Kurtuluş Savaşı gazilerini filme çekme fikriniz nasıl oluştu Nesli Bey?
Bu fikir çok uzun yıllar öncesine dayanıyor. Benim bir Kurtuluş Savaşı gazisi drama film projem vardı. Üzerinde yıllardır düşünüyordum. Belirli periyodlarda da hep gündeme getiriyordum. Ufak tefek birkaç sahne yazıyordum. Araştırmalar yapıyordum. 2003 – 2004 yıllarına geldiğimizde tamam artık bunun zamanı geldi, filme başlayayım diye düşündüm.
Yani ilk başlarda böyle bir belgesel plânınız yoktu, profesyonel oyuncular ile çekeceğiniz bir film düşünüyordunuz…

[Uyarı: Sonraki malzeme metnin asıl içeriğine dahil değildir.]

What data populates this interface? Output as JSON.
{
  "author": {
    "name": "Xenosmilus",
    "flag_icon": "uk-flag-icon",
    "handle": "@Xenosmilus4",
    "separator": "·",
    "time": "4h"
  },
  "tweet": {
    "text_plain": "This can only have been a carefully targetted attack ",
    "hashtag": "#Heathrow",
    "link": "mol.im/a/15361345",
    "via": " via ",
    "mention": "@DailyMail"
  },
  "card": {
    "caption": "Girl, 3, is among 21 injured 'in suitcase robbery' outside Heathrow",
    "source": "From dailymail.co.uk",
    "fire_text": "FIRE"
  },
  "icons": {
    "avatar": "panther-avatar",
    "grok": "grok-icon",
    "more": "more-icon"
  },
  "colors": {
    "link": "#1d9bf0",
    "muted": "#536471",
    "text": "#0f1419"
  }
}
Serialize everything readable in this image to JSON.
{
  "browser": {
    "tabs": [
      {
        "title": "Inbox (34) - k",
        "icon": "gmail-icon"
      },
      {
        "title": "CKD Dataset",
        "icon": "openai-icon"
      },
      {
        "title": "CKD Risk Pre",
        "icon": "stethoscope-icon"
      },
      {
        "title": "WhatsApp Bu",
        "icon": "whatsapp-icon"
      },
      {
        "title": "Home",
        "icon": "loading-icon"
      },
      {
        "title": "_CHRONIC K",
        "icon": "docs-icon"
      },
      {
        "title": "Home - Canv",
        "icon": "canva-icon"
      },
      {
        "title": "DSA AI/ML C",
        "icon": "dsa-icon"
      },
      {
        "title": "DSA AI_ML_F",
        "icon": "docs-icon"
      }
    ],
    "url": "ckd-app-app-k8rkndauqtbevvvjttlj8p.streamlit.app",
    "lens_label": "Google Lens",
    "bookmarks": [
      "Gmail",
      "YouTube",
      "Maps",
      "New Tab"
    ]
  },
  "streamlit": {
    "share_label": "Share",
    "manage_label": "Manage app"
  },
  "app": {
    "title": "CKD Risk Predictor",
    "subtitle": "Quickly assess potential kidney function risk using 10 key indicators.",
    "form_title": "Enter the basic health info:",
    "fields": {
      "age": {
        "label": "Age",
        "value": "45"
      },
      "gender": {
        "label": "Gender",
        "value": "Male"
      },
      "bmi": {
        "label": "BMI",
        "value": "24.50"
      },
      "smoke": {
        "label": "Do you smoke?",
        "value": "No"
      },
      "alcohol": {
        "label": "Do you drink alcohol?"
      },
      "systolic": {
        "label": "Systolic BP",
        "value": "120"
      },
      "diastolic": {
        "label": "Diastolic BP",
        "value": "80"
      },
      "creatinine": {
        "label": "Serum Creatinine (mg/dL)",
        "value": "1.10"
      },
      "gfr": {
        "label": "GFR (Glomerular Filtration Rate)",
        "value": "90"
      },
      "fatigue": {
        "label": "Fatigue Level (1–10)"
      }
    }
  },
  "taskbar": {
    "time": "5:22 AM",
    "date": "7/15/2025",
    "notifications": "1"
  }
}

Evet, hatta Şener Şen oynarsa çok iyi olur diye düşünüyordum. Ciddi bir proje geliştirmek için de kolları sıvadım. Bir proje için çalışmaya başladığınız zaman -özellikle de böyle bir tarihsel konuyu seçtiyseniz- ilk yapmanız gereken şey araştırmadır. Araştırma yapmaya başladığım zaman Kurtuluş Savaşı gazilerinin çok azının hayatta kaldığını gördüm. Bunun üzerine birdenbire bir fikir uyandı kafamda. Neden sanal olanı öncelikli tutuyorsun dedim kendi kendime. Ve inanın neredeyse bir sabah kalkıp çekimlere başladım diyebilirim. Yani başlangıçta düşündüğüm drama projesini gerçek kahramanlarıyla realize etmiş oldum.
İlk olarak hangi gazinin yaşadığı şehirden ve nasıl bir olay örgüsü plânlayarak başladınız çekimlere?
Karar verdikten hemen sonra ekibi topladım ve “yarın çekime gidiyoruz, üç tane Kurtuluş Savaşı gazisini çekeceğiz” dedim. Çekim ekibindeki arkadaşlardan biri: “Nereden başlayacağız çekmeye” diye sordu. Üç gazi, üç farklı yerde yaşıyordu. Çekimlere başlamak için Çorum, Konya ve Eskişehir’den birini seçmeliydim. “Çorum”, dedim. Arkadaş: “Neden hocam” dedi. “Bilmiyorum. Orada bir şey beni çekiyor”, dedim. Filmin böyle ilginç bir başlangıç hikâyesi var.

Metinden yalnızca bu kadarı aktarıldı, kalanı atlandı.